Sendo La Traviata o próximo título operático da nossa temporada, importa clarificar uma turva perceção que se instalou em Lisboa segundo a qual na célebre edição de 1958 desta ópera em São Carlos o tenor Alfredo Kraus (o Alfredo Germont) era um estreante praticamente desconhecido que se defrontava com a já experiente, madura, rodada, intocável e divina Callas. Importa esclarecer que nem Kraus era tão jovem e inexperiente, nem Callas tão afastada etariamente dele como a turva perceção nos quis fazer acreditar.
Comecemos precisamente pelas idades.
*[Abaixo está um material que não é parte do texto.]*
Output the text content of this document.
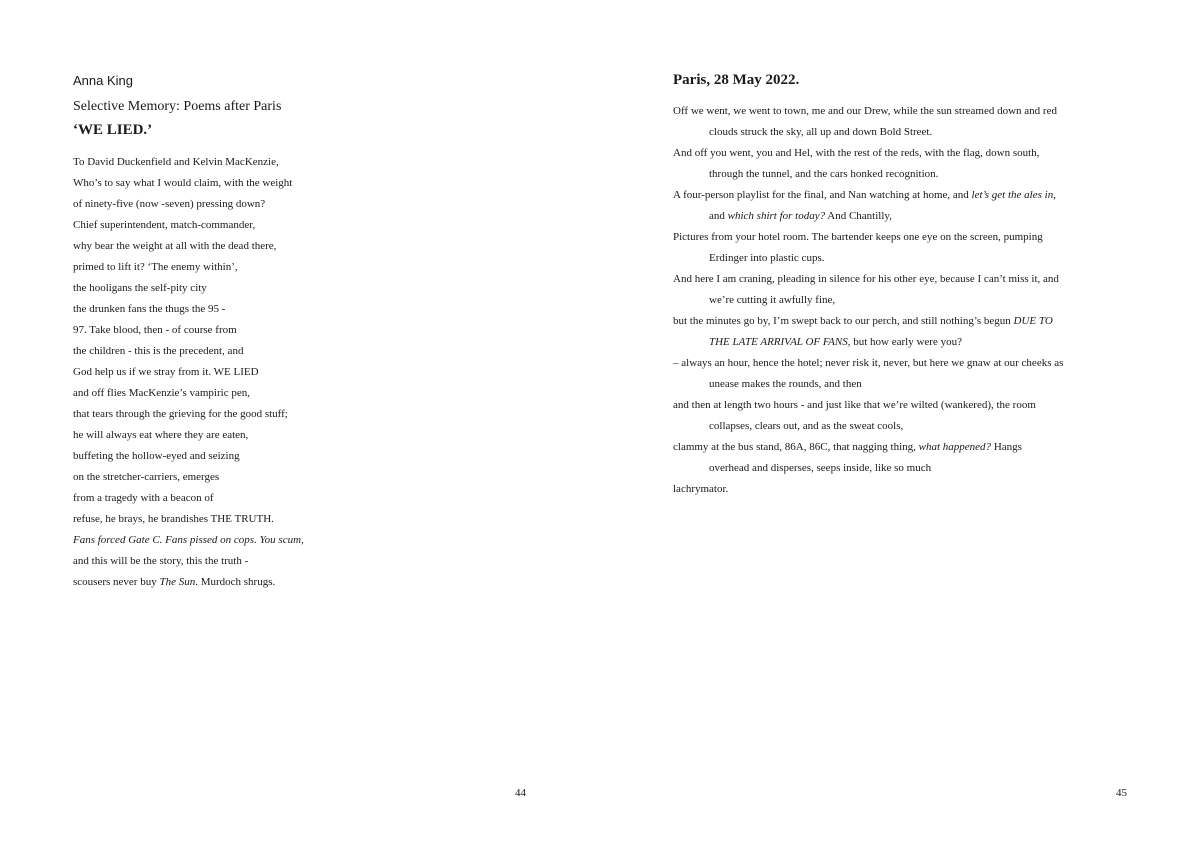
Anna King
Selective Memory: Poems after Paris
‘WE LIED.’
To David Duckenfield and Kelvin MacKenzie,
Who’s to say what I would claim, with the weight
of ninety-five (now -seven) pressing down?
Chief superintendent, match-commander,
why bear the weight at all with the dead there,
primed to lift it? ‘The enemy within’,
the hooligans the self-pity city
the drunken fans the thugs the 95 -
97. Take blood, then - of course from
the children - this is the precedent, and
God help us if we stray from it. WE LIED
and off flies MacKenzie’s vampiric pen,
that tears through the grieving for the good stuff;
he will always eat where they are eaten,
buffeting the hollow-eyed and seizing
on the stretcher-carriers, emerges
from a tragedy with a beacon of
refuse, he brays, he brandishes THE TRUTH.
Fans forced Gate C. Fans pissed on cops. You scum,
and this will be the story, this the truth -
scousers never buy The Sun. Murdoch shrugs.
44
Paris, 28 May 2022.
Off we went, we went to town, me and our Drew, while the sun streamed down and red
clouds struck the sky, all up and down Bold Street.
And off you went, you and Hel, with the rest of the reds, with the flag, down south,
through the tunnel, and the cars honked recognition.
A four-person playlist for the final, and Nan watching at home, and let’s get the ales in,
and which shirt for today? And Chantilly,
Pictures from your hotel room. The bartender keeps one eye on the screen, pumping
Erdinger into plastic cups.
And here I am craning, pleading in silence for his other eye, because I can’t miss it, and
we’re cutting it awfully fine,
but the minutes go by, I’m swept back to our perch, and still nothing’s begun DUE TO
THE LATE ARRIVAL OF FANS, but how early were you?
– always an hour, hence the hotel; never risk it, never, but here we gnaw at our cheeks as
unease makes the rounds, and then
and then at length two hours - and just like that we’re wilted (wankered), the room
collapses, clears out, and as the sweat cools,
clammy at the bus stand, 86A, 86C, that nagging thing, what happened? Hangs
overhead and disperses, seeps inside, like so much
lachrymator.
45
Em 1958 Alfredo Kraus, nascido em 1927, tinha 31 anos, nada, portanto, do “imberbe” que muitos nos quiseram fazer acreditar que seria! Callas, nascida em 1923, tinha 35 anos. Eram, portanto, da mesmíssima geração!
Quanto à “inexperiência” de Kraus: como se poderá falar assim de um tenor que já tinha atuado durante anos em palcos de zarzuela, cantado ópera em Londres, no Cairo e em Turim e que um ano antes se tinha apresentado precisamente no papel de Alfredo no La Fenice de Veneza ao lado de Renata Scotto?
Esta faz-me lembrar uma história passada no Castelo de Blois, na região do Loire, Ali vi um quadro cuja legenda era “O Assassinato do Velho Duque de Guise”. Referia-se ao assassinato de Henri de Lorraine, duque de Guise, perpetrado naquele Palácio a 12 de Dezembro de 1588 por ordem de Henrique III. Pois O “velho duque”, nascido em 1550, contava … 38 anos! Pouco mais do que a “velha” Callas que cantou a Violetta em Lisboa!